Sun, 13 Jun 2021 - 10:20 GMT
England’s last game in a European Championships produced one of the worst results in their history. Their most recent in a major tournament brought one of their greatest disappointments. There is a marked difference.
The 2-1 defeat to Iceland in Euro 2016 ranks alongside the 1950 World Cup loss to the United States in English football’s hall of infamy. They exited the 2018 World Cup by the same scoreline, 2-1, but to Croatia.
“We shouldn’t overlook the opportunity we had,” said Gareth Southgate then, but he was talking more about pride than regret. But it was just England’s third World Cup semi-final. They led for 63 minutes, lost their way and lost. They may never get a better chance to reach another World Cup final.Then Southgate said: “Go back 18 months and no one would have expected us to be in a semi-final of the World Cup.”
England didn’t expect. Now perhaps it does. The reunion with Croatia comes amid a different context. This is a more talented team, bolstered by the emergence of Phil Foden, Jadon Sancho and Mason Mount, aided by the recruitment of Declan Rice, then an Ireland international, featuring a sizeable contingent of Champions League finalists and winners.
England have home advantage, potentially in six games and the last two times they could play tournament football at Wembley they won the 1966 World Cup and reached the semi-finals of Euro 96. They have lost a penalty shootout on home soil, but never a match on the biggest stages.
Factor in the sense that Croatia are in decline and England could expect. Mario Mandzukic, scorer of the 2018 winner, has retired from international football, along with Ivan Rakitic, whose axis with Luka Modric led to England being outpassed in Moscow.
And yet some caution is required. England can specialise in early anti-climaxes. They drew with Uruguay in their opening game in 1966 and Switzerland in their first match in 1996. Their tendency to make underwhelming starts to tournaments is especially apparent in the European Championship, where they have never won at the first attempt.
But since Bryan Robson struck after 27 seconds against France in 1982, England have only won three tournament openers, none against European opposition.
Now they begin against what promises to be their toughest group-stage rivals after a build-up that scarcely ranked as ideal.
Some nine of Southgate’s squad have not featured in the two friendlies. When the England manager said he knew 10 of his starting 11, it was both encouraging and confusing: he requires clarity of thought but for outsiders, there were plenty of selection dilemmas.

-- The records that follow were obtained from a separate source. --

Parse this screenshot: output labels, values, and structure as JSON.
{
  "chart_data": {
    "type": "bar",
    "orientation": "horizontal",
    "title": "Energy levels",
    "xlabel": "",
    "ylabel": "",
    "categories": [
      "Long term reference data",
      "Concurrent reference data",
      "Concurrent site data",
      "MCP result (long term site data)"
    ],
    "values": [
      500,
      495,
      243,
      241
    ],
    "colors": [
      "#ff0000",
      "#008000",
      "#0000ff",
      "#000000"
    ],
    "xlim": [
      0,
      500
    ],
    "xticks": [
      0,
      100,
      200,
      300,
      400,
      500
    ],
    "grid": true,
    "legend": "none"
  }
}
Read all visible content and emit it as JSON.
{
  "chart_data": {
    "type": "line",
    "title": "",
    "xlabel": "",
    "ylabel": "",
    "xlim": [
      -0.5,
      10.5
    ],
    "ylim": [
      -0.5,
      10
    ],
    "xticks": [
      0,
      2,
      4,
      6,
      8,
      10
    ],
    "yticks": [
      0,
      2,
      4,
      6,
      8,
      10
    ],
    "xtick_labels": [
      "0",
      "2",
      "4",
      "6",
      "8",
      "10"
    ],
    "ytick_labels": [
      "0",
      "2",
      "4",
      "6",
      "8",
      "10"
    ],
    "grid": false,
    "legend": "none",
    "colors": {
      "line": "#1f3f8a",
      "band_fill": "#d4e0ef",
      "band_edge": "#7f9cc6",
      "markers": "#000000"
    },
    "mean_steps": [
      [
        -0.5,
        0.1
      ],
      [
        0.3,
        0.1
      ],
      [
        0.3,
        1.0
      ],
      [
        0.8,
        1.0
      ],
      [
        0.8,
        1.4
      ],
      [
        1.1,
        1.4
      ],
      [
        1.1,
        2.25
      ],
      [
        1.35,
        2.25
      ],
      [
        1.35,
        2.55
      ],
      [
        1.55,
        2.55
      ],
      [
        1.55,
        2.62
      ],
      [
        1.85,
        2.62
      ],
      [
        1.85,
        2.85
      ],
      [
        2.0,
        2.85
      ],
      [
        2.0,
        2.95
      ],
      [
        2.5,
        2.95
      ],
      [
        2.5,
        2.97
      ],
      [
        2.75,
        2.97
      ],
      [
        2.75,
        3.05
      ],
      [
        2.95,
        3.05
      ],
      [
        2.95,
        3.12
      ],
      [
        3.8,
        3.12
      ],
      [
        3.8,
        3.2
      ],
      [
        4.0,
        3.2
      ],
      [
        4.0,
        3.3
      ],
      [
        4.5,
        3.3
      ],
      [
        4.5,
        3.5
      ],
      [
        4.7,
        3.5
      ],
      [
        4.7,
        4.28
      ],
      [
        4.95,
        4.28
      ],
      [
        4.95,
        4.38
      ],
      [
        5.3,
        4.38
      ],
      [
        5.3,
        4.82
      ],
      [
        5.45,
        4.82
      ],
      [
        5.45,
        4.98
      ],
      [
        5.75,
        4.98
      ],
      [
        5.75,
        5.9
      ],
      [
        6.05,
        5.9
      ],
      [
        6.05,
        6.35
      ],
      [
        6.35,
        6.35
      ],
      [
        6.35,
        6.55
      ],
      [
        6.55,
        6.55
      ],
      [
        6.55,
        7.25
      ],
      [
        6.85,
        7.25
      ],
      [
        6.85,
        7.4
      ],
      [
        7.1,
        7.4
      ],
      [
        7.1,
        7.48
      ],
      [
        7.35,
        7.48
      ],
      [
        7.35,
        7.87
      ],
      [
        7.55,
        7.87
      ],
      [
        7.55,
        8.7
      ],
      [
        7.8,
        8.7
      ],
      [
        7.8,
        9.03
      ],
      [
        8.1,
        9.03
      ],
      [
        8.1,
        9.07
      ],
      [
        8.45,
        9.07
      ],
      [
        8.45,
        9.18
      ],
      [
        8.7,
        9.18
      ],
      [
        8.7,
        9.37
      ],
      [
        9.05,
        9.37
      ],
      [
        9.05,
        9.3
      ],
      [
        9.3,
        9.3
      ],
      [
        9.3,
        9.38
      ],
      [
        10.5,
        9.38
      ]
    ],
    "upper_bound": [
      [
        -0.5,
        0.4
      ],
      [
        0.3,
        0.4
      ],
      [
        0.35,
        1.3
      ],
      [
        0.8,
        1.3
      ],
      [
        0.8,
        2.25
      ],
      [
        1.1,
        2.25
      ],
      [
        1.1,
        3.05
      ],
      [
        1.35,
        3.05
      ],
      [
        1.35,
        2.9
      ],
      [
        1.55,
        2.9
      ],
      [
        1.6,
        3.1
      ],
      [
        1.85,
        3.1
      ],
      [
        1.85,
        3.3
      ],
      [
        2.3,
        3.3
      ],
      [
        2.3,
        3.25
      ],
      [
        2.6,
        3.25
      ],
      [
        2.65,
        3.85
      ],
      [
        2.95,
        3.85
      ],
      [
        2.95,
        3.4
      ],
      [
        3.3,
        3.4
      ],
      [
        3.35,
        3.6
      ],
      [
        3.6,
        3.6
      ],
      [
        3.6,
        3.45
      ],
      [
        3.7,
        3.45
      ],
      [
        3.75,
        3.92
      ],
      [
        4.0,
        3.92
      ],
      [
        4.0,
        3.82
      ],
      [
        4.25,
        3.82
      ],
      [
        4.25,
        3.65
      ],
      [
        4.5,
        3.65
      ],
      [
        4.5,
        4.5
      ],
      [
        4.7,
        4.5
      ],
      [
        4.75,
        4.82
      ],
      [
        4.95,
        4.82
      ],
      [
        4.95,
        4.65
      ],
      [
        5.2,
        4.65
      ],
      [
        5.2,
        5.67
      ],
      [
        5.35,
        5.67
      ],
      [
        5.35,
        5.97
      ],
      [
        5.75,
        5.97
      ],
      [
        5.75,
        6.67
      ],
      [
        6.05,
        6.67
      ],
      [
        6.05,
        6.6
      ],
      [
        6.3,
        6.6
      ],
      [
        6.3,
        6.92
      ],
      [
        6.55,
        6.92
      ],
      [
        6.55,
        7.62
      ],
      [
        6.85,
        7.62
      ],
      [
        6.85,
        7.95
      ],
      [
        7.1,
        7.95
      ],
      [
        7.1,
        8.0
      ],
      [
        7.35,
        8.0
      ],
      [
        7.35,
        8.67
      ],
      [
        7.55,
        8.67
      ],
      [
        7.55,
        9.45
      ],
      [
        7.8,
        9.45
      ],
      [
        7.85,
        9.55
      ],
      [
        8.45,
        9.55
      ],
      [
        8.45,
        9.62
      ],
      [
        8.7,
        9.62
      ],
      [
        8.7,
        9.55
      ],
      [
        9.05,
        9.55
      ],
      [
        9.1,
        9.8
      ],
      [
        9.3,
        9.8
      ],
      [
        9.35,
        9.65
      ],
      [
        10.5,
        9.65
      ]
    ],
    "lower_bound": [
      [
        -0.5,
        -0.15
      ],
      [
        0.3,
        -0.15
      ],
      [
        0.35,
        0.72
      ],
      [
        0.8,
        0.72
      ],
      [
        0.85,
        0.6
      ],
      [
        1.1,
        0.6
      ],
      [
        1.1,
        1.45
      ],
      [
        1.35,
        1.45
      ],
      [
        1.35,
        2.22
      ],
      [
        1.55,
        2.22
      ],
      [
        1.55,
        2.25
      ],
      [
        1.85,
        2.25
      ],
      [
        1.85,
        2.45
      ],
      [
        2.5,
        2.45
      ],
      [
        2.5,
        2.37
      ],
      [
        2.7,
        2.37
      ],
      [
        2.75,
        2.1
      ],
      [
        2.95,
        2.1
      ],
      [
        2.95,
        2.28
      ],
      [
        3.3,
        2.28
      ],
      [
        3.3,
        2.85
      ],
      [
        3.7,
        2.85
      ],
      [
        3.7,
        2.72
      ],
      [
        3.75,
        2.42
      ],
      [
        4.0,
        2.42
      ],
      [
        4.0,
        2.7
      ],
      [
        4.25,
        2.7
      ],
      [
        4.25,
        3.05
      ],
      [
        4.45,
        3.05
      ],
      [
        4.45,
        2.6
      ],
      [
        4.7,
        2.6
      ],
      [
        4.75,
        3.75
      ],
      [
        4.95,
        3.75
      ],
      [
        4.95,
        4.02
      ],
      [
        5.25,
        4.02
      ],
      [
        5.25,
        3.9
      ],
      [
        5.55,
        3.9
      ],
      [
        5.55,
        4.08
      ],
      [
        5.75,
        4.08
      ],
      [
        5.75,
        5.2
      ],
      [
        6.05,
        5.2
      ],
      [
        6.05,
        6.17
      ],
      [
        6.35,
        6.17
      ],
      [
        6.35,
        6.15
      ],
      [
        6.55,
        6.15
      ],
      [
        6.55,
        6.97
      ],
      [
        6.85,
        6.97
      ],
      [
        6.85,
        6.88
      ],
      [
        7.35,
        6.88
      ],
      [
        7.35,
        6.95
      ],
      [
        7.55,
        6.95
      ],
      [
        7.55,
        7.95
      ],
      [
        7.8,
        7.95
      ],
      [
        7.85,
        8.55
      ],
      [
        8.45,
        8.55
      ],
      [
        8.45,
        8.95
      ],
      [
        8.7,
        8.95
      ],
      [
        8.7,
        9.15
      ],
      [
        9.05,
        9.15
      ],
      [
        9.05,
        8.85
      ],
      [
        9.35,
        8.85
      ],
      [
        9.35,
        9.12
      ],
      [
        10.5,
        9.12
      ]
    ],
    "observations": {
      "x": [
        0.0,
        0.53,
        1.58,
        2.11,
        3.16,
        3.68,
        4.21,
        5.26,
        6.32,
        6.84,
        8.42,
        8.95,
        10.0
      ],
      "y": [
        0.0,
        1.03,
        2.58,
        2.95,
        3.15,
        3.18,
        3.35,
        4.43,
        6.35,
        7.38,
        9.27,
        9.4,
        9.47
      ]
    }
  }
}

Some were a product of strength in depth, others of weakness, caused in part by the injuries to Harry Maguire, who should not feature, and Jordan Henderson, who has played 45 minutes since February. There were questions about the shape with suggestions that, for the first time in his England career, Luke Shaw could play on the left of a back three.
The broader question is whether England have addressed their failings that led to their undoing in 2018. Then Southgate proved he could construct a fine initial game plan but struggled to react when the game changed. England have more options now, though that is no guarantees the substitutes will exert a greater influence.
England’s historic struggles against passers who can dictate play highlight the kind of player they don’t produce. Modric’s 2018 display formed a sequel to Andrea Pirlo’s 2012 and 2014 performances.
Minus Rakitic, he could be joined by Mateo Kovacic and Marcelo Brozovic; the ethos will be the same. For England, in a game laced with history, the danger is that history repeats itself.